Leise ächzte der 8-Jährige, als ihn ein dicklicher Kerl barsch zur Seite schubste und als 'kleine Ratte' titulierte. Der irritierte Junge stolperte beinahe, sein angebissenes Stück Fladenbrot fiel ihm aus der Hand und in den staubigen Grund zu seinen bloßen, dreckigen Füßen „Heey...“. Was sollte das? Das schöne Essen! Malik bückte sich nach dem Brot, hob es auf und sah dem davoneilenden Mann eingeschnappt hinterher; er reckte sein Kinn dabei und klopfte den Staub von seinem spärlichen Mittagessen, das er gestohlen hatte.

Ein wenig verunsichert sah sich der Junge mit den schwarzen, zerstrubbelten Haaren um, als er seinen mürrischen Blick von dem Mann von eben fort gelenkt hatte und steckte sich dabei ein Stück Gebäck in den Mund. Ein Pferd trabte im nächsten Moment an ihm vorbei, seine Hufe klapperten auf dem staubigen Steinpflaster und es schnaubte laut – und das mitten auf dem Markt! Ein gut ausgerüsteter Soldat saß auf dem großen, braunen Tier, seine schwere Rüstung funkelte im Sonnenlicht nahezu. Er trug einen wallenden Umhang in weiß mit einem roten Kreuzsymbol darauf, einen schönen Helm und ein richtig, richtig langes Schwert. Mit offenstehenden Lippen und geweiteten Augen wich der überwältigte Malik ein paar Schritte weit zurück – nur um schon wieder von hinten angerempelt zu werden. Oh Mann! Mit einem ärgerlichen Murren stolperte der Junge ein paar Meter weit davon, in Sicherheit und an den Rande des Geschehens. Weg von den ganzen blöden Leuten, die ihn behandelten wie einen der Straßenhunde. Er hatte zwar dreckige Füße aber er war kein Straßenhund! Und eine kleine Ratte war er auch nicht!
 

Beleidigt entfernte sich Malik schon bald von dem weiten Platz und ließ das Soldatenaufgebot dort beinah unbeachtet zurück. Nur ein, zwei Mal sah er noch einmal etwas irritiert über seine Schulter zurück, erklärte das Getümmel am Markt dann aber für relativ uninteressant. Für einen Meisterdieb wie ihn gab es dort nichts mehr zu holen; nicht, wenn vermeintlich zu aufmerksame, gefährliche Ritter zwischen den Menschen herum marschierten. Malik griff in seine Hosentasche und erfühlte deren Inhalt. Ein paar kleine, gestohlene Münzen klingelten zwischen seinen Fingern.
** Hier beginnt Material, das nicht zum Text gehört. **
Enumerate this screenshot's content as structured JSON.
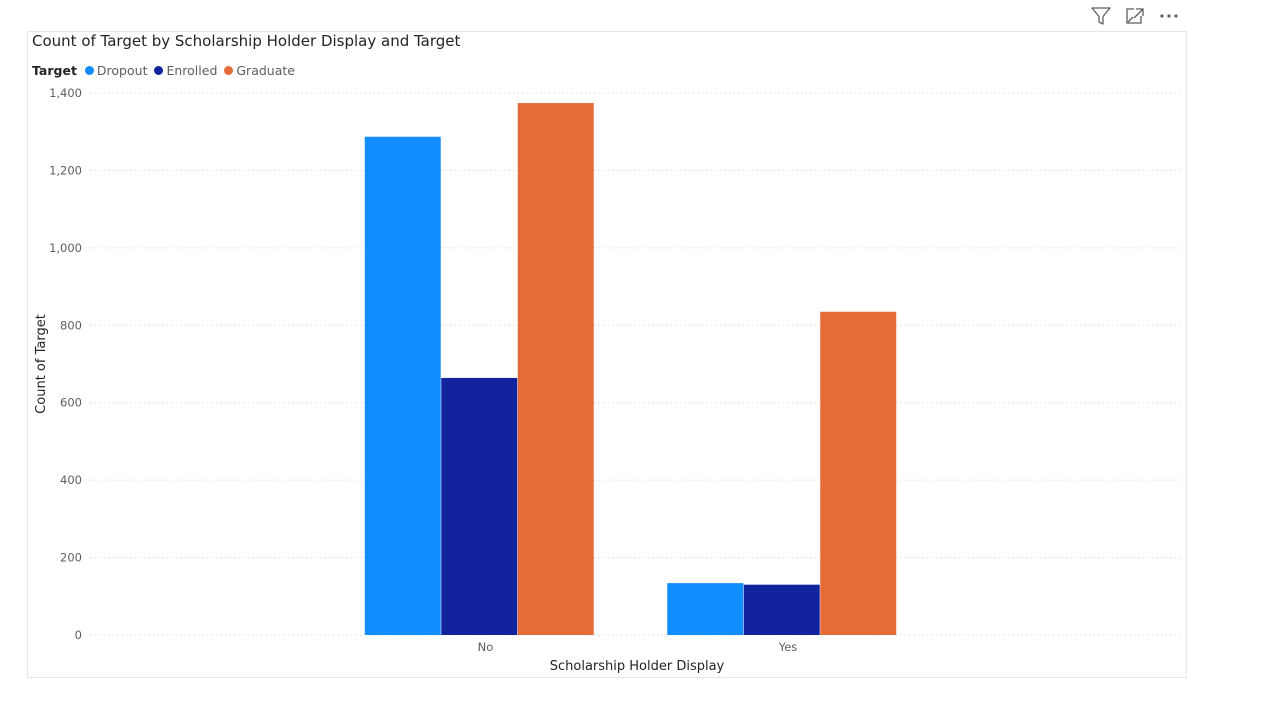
{
  "chart_data": {
    "type": "bar",
    "title": "Count of Target by Scholarship Holder Display and Target",
    "xlabel": "Scholarship Holder Display",
    "ylabel": "Count of Target",
    "categories": [
      "No",
      "Yes"
    ],
    "series": [
      {
        "name": "Dropout",
        "values": [
          1287,
          134
        ],
        "color": "#118dff"
      },
      {
        "name": "Enrolled",
        "values": [
          664,
          130
        ],
        "color": "#12239e"
      },
      {
        "name": "Graduate",
        "values": [
          1374,
          835
        ],
        "color": "#e66c37"
      }
    ],
    "ylim": [
      0,
      1400
    ],
    "yticks": [
      0,
      200,
      400,
      600,
      800,
      1000,
      1200,
      1400
    ],
    "ytick_labels": [
      "0",
      "200",
      "400",
      "600",
      "800",
      "1,000",
      "1,200",
      "1,400"
    ],
    "legend": {
      "title": "Target",
      "placement": "top-left"
    },
    "grid": true
  },
  "toolbar": {
    "icons": [
      "filter-icon",
      "focus-mode-icon",
      "more-options-icon"
    ]
  }
}
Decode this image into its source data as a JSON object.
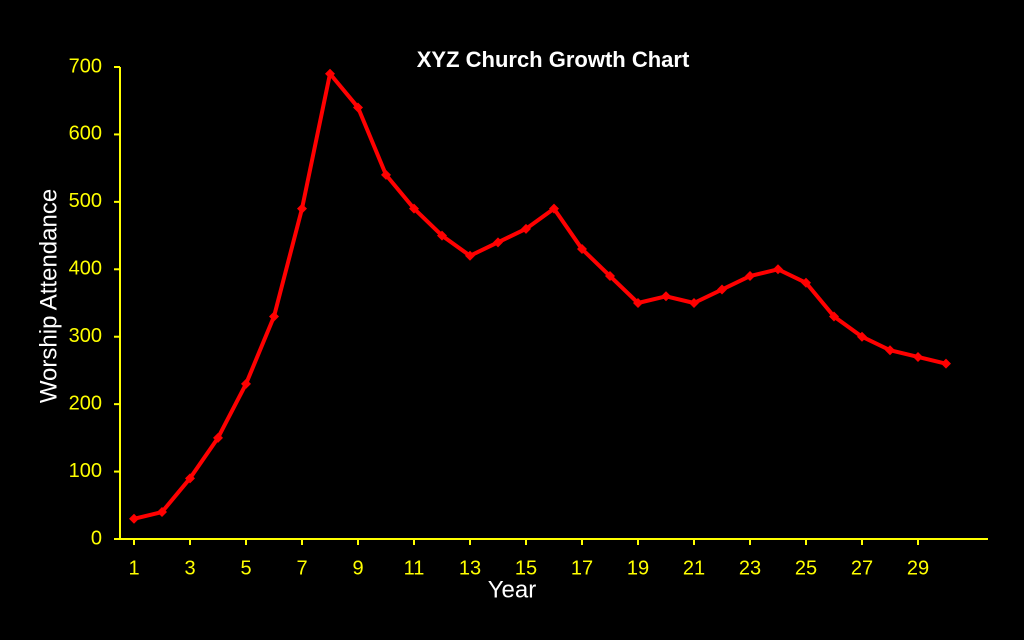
{
  "chart_data": {
    "type": "line",
    "title": "XYZ Church Growth Chart",
    "x_label": "Year",
    "y_label": "Worship  Attendance",
    "x": [
      1,
      2,
      3,
      4,
      5,
      6,
      7,
      8,
      9,
      10,
      11,
      12,
      13,
      14,
      15,
      16,
      17,
      18,
      19,
      20,
      21,
      22,
      23,
      24,
      25,
      26,
      27,
      28,
      29,
      30
    ],
    "series": [
      {
        "name": "Worship Attendance",
        "color": "#ff0000",
        "values": [
          30,
          40,
          90,
          150,
          230,
          330,
          490,
          690,
          640,
          540,
          490,
          450,
          420,
          440,
          460,
          490,
          430,
          390,
          350,
          360,
          350,
          370,
          390,
          400,
          380,
          330,
          300,
          280,
          270,
          260
        ]
      }
    ],
    "xlim": [
      0.5,
      31.5
    ],
    "xticks": [
      1,
      3,
      5,
      7,
      9,
      11,
      13,
      15,
      17,
      19,
      21,
      23,
      25,
      27,
      29
    ],
    "ylim": [
      0,
      700
    ],
    "yticks": [
      0,
      100,
      200,
      300,
      400,
      500,
      600,
      700
    ],
    "axis_color": "#ffff00",
    "background": "#000000"
  }
}
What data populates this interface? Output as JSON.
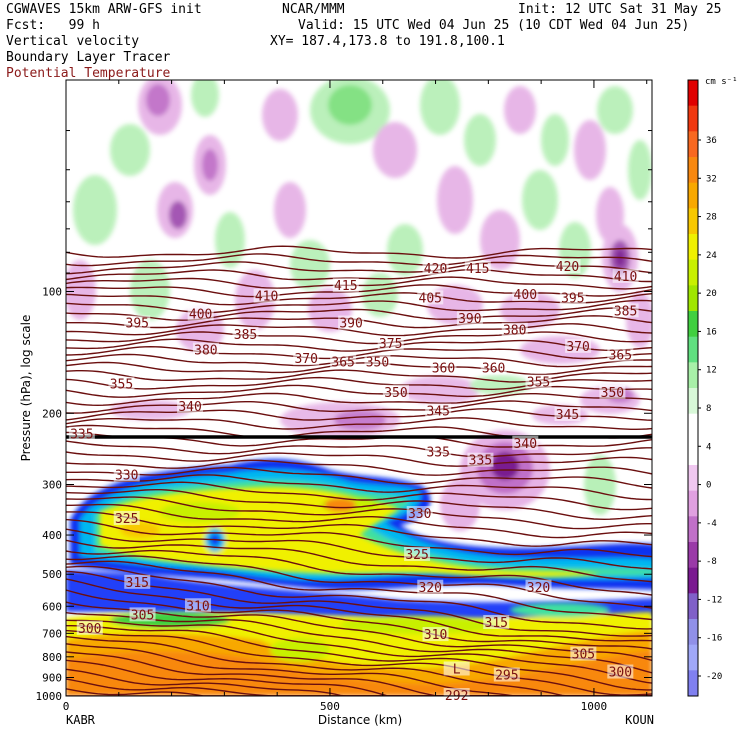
{
  "header": {
    "line1_left": "CGWAVES 15km ARW-GFS init",
    "line1_mid": "NCAR/MMM",
    "line1_right": "Init: 12 UTC Sat 31 May 25",
    "line2_left": "Fcst:   99 h",
    "line2_right": "Valid: 15 UTC Wed 04 Jun 25 (10 CDT Wed 04 Jun 25)",
    "field1": "Vertical velocity",
    "field2": "Boundary Layer Tracer",
    "field3": "Potential Temperature",
    "field3_color": "#8b1a1a",
    "xy": "XY= 187.4,173.8 to 191.8,100.1"
  },
  "chart_data": {
    "type": "heatmap",
    "xlabel": "Distance (km)",
    "ylabel": "Pressure (hPa), log scale",
    "x_ticks": [
      "0",
      "500",
      "1000"
    ],
    "x_tick_values": [
      0,
      500,
      1000
    ],
    "xlim": [
      0,
      1110
    ],
    "y_scale": "log",
    "y_ticks": [
      "100",
      "200",
      "300",
      "400",
      "500",
      "600",
      "700",
      "800",
      "900",
      "1000"
    ],
    "y_tick_values": [
      100,
      200,
      300,
      400,
      500,
      600,
      700,
      800,
      900,
      1000
    ],
    "ylim": [
      1000,
      30
    ],
    "left_endpoint": "KABR",
    "right_endpoint": "KOUN",
    "colorbar": {
      "unit": "cm s⁻¹",
      "labels": [
        "36",
        "32",
        "28",
        "24",
        "20",
        "16",
        "12",
        "8",
        "4",
        "0",
        "-4",
        "-8",
        "-12",
        "-16",
        "-20"
      ],
      "colors": [
        "#e00000",
        "#f03810",
        "#f86820",
        "#f88810",
        "#f8a800",
        "#f8c800",
        "#f0f000",
        "#c8f000",
        "#a0e600",
        "#40d040",
        "#60e080",
        "#a8f0a8",
        "#d8f8d8",
        "#ffffff",
        "#ffffff",
        "#f0c8f0",
        "#e0a0e0",
        "#c070c8",
        "#9a3aa8",
        "#7a1a90",
        "#8060c8",
        "#9090e8",
        "#a0a8f8",
        "#8080f0"
      ]
    },
    "theta_contour_labels": [
      {
        "text": "420",
        "x": 700,
        "p": 88
      },
      {
        "text": "415",
        "x": 780,
        "p": 88
      },
      {
        "text": "420",
        "x": 950,
        "p": 87
      },
      {
        "text": "415",
        "x": 530,
        "p": 97
      },
      {
        "text": "410",
        "x": 380,
        "p": 103
      },
      {
        "text": "405",
        "x": 690,
        "p": 104
      },
      {
        "text": "400",
        "x": 870,
        "p": 102
      },
      {
        "text": "395",
        "x": 960,
        "p": 104
      },
      {
        "text": "410",
        "x": 1060,
        "p": 92
      },
      {
        "text": "400",
        "x": 255,
        "p": 114
      },
      {
        "text": "390",
        "x": 765,
        "p": 117
      },
      {
        "text": "395",
        "x": 135,
        "p": 120
      },
      {
        "text": "385",
        "x": 340,
        "p": 128
      },
      {
        "text": "390",
        "x": 540,
        "p": 120
      },
      {
        "text": "380",
        "x": 850,
        "p": 125
      },
      {
        "text": "385",
        "x": 1060,
        "p": 112
      },
      {
        "text": "375",
        "x": 615,
        "p": 135
      },
      {
        "text": "370",
        "x": 970,
        "p": 137
      },
      {
        "text": "380",
        "x": 265,
        "p": 140
      },
      {
        "text": "370",
        "x": 455,
        "p": 147
      },
      {
        "text": "365",
        "x": 525,
        "p": 150
      },
      {
        "text": "350",
        "x": 590,
        "p": 150
      },
      {
        "text": "365",
        "x": 1050,
        "p": 144
      },
      {
        "text": "360",
        "x": 715,
        "p": 155
      },
      {
        "text": "360",
        "x": 810,
        "p": 155
      },
      {
        "text": "355",
        "x": 895,
        "p": 168
      },
      {
        "text": "355",
        "x": 105,
        "p": 170
      },
      {
        "text": "350",
        "x": 625,
        "p": 178
      },
      {
        "text": "350",
        "x": 1035,
        "p": 178
      },
      {
        "text": "340",
        "x": 235,
        "p": 193
      },
      {
        "text": "345",
        "x": 705,
        "p": 198
      },
      {
        "text": "345",
        "x": 950,
        "p": 202
      },
      {
        "text": "335",
        "x": 30,
        "p": 226
      },
      {
        "text": "340",
        "x": 870,
        "p": 238
      },
      {
        "text": "335",
        "x": 705,
        "p": 250
      },
      {
        "text": "335",
        "x": 785,
        "p": 262
      },
      {
        "text": "330",
        "x": 115,
        "p": 285
      },
      {
        "text": "325",
        "x": 115,
        "p": 365
      },
      {
        "text": "330",
        "x": 670,
        "p": 355
      },
      {
        "text": "325",
        "x": 665,
        "p": 448
      },
      {
        "text": "320",
        "x": 690,
        "p": 540
      },
      {
        "text": "320",
        "x": 895,
        "p": 540
      },
      {
        "text": "315",
        "x": 135,
        "p": 525
      },
      {
        "text": "315",
        "x": 815,
        "p": 660
      },
      {
        "text": "310",
        "x": 250,
        "p": 600
      },
      {
        "text": "310",
        "x": 700,
        "p": 707
      },
      {
        "text": "305",
        "x": 145,
        "p": 632
      },
      {
        "text": "305",
        "x": 980,
        "p": 790
      },
      {
        "text": "300",
        "x": 45,
        "p": 682
      },
      {
        "text": "300",
        "x": 1050,
        "p": 875
      },
      {
        "text": "295",
        "x": 835,
        "p": 890
      },
      {
        "text": "292",
        "x": 740,
        "p": 1000
      },
      {
        "text": "L",
        "x": 740,
        "p": 860
      }
    ]
  }
}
Er sollte nach Hause gehen... Mutter wartete bestimmt schon und Kadar langweilte sich sicherlich zu Tode ohne ihn. Ein breites Lächeln huschte über sein Gesicht, als er sich den Schweiß von der Stirn wischte. Puh, war es heute vielleicht heiß!
 

II
 

Das Erste, das Malik in die Nase stieg, als er durch das Loch in der dicken Stadtmauer schlüpfte war der dezente Geruch nach Rauch. Fragend sah er auf als er sich hinter dem dornigen Gebüsch, das die enge Kluft - seinen kleinen Geheimeingang nach Damaskus – verbarg, hervor drängte und ließ seine dunklen Augen neugierig forschend wandern. Es roch hier ja fast schon so, als würde irgendwo etwas brennen. War bei der sengenden Hitze und der trockenen Gegend hier ja nicht einmal so abwegig, huh? Es kam nicht selten vor, dass ausgedörrte Sträucher oder Felder Feuer fingen.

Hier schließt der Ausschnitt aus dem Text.